Policies Focused on Those with Perceived Links to al Qaeda
However, the government's immigration measures immediately after 9/11 were directed at those perceived to be linked to or sympathetic towards al Qaeda. That resulted in disproportionate impact on Muslims, Arabs, and South Asians. Described by policymakers as imperative to assure national security and protect the country from further attack, the government's actions were seen by civil libertarians as excessively harsh. And to many legal scholars they undermined core constitutional principles. Among the programs:
• Secret Detentions and Proceedings: The government arrested more than 1,200 people in the months after 9/11, but refused to release their names or their place of detention. Some were barred from contacting their lawyers. The immigration hearings in at least 611 cases (classified as "special interest" cases) were closed to the public and the press. Secret evidence, withheld from the defendants and their attorneys, was introduced in some cases.
• Detention Practices: Many detainees taken into custody in connection with investigations subsequent to the attacks were arrested without warrant, held without charge for long periods, detained despite an immigration judge's decision to release them on bond, and detained even after a final determination of their cases.

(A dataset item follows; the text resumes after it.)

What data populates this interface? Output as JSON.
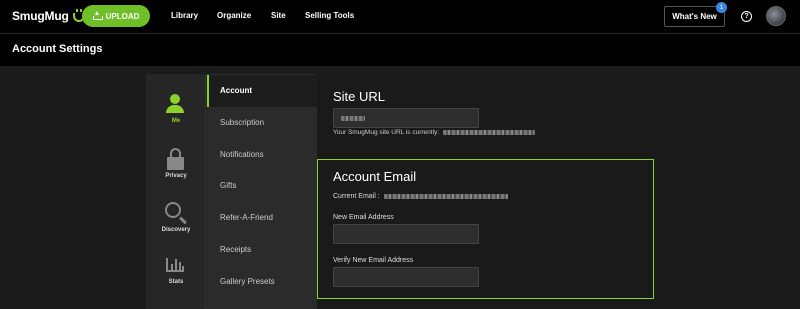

• Country-Specific Actions: Various post-9/11 immigration programs explicitly targeted country -specific groups. Under the voluntary interview program, FBI interviewed more than 8,000 nonimmigrants from specified countries with a suspected al Qaeda presence. Those interviews were extended to over 10,000 Iraqis and Iraqi-Americans. Under NSEERS (or the National Security Entry-Exit Registration System special registration program), adult males from 25 predominately Muslim countries were required to register and be fingerprinted and photographed at ports of entry or present themselves at immigration offices inside the country for fingerprints and photographs. More than 80,000 individuals were interviewed under the program, and over 13,000 were placed in removal proceedings. Similarly, the government designated as "priority absconders" thousands of men from countries with a known al Qaeda presence who had violated their final orders of removal, and placed their names in an FBI database used by local and state law enforcement officials. Almost all those affected by these country-specific programs were nationals of Muslim-majority countries.